A Pep Talk from Rainer Fassbinder
In Rainer Fassbinder’s film, Despair, based on the Nabokov novel of the same name, the main character witnesses the fascists terrorizing his town’s Jewish population. The Nazis are smashing windows and people are running, clutching their grocery bags to their chests. Intercut with these images is a shot of the main character, Hermann Karlovich, in the act of almost mailing a letter. He stands facing an old fashion public mailbox out on the sidewalk, the windows being broken nearby. Hermann lifts his hand to deposit the letter into the mail slot, but stops short. He holds his hand right on the precipice of action.

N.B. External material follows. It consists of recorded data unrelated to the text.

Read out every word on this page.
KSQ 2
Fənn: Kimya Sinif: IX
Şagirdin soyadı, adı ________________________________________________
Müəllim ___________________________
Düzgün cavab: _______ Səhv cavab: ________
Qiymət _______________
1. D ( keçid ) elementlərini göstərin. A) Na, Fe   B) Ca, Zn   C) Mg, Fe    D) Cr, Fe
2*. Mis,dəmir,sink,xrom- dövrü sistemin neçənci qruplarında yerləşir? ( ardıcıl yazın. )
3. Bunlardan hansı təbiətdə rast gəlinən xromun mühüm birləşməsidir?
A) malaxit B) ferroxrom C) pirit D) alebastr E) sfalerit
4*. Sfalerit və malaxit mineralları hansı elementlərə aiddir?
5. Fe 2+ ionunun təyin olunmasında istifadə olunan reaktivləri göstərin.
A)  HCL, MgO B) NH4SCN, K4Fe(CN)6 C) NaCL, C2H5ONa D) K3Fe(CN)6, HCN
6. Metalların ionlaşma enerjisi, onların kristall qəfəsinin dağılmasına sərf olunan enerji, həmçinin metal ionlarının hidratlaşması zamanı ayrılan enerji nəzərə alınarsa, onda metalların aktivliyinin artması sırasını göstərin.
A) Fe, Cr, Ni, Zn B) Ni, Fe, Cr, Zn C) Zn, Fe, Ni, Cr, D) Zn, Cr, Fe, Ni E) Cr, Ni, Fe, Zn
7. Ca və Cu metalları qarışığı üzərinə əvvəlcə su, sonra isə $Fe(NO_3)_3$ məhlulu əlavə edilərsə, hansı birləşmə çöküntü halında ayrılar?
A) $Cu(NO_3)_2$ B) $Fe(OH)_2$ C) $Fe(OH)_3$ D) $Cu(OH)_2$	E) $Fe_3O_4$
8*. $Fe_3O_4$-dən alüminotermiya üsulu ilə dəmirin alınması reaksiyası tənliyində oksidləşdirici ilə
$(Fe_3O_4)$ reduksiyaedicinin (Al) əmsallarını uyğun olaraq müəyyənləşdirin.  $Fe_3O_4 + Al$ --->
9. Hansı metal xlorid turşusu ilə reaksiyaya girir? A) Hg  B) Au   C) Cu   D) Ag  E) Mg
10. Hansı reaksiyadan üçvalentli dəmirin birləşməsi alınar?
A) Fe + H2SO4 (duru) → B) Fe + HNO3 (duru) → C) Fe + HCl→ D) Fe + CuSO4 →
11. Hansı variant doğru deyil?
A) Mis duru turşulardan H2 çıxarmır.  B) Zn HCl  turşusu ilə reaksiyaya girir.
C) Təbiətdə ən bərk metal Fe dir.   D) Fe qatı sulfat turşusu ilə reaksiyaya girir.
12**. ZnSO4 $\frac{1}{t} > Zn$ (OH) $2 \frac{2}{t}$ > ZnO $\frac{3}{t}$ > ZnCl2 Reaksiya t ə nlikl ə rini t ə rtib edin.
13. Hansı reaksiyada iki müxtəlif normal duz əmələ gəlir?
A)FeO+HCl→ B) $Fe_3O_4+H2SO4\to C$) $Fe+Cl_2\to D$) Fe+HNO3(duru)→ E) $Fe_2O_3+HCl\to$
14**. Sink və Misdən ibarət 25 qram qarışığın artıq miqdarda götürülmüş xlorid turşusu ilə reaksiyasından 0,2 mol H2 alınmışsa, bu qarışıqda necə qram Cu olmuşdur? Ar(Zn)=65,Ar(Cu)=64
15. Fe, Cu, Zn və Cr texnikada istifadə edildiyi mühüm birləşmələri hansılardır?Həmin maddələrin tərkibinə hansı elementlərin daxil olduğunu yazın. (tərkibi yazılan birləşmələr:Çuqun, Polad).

Fassbinder intercuts these images with a specific purpose, I believe. We are made to feel—or at any rate I was made to feel—that mailing the letter stood in for or represented the irreversible aspect of acting, of taking action. If he mails that letter he won’t be able to take it back. When you make a decision or when you take an action, the universe bifurcates. What you do becomes reality and actuality, whereas what you might have done, could have done but did not do, becomes a path too but only a possible path, one not actually taken.
Mailing the letter or actually not mailing the letter stands in for taking action against the Nazis or actually not taking any action against the Nazis. The scene of these intercut images ends with Hermann still poised on the precipice of action. The Nazis continue to break windows and start arresting the Jewish shopkeepers. Hermann is stock-still. He does not mail the letter, nor does he not not mail the letter. The scene fades to black.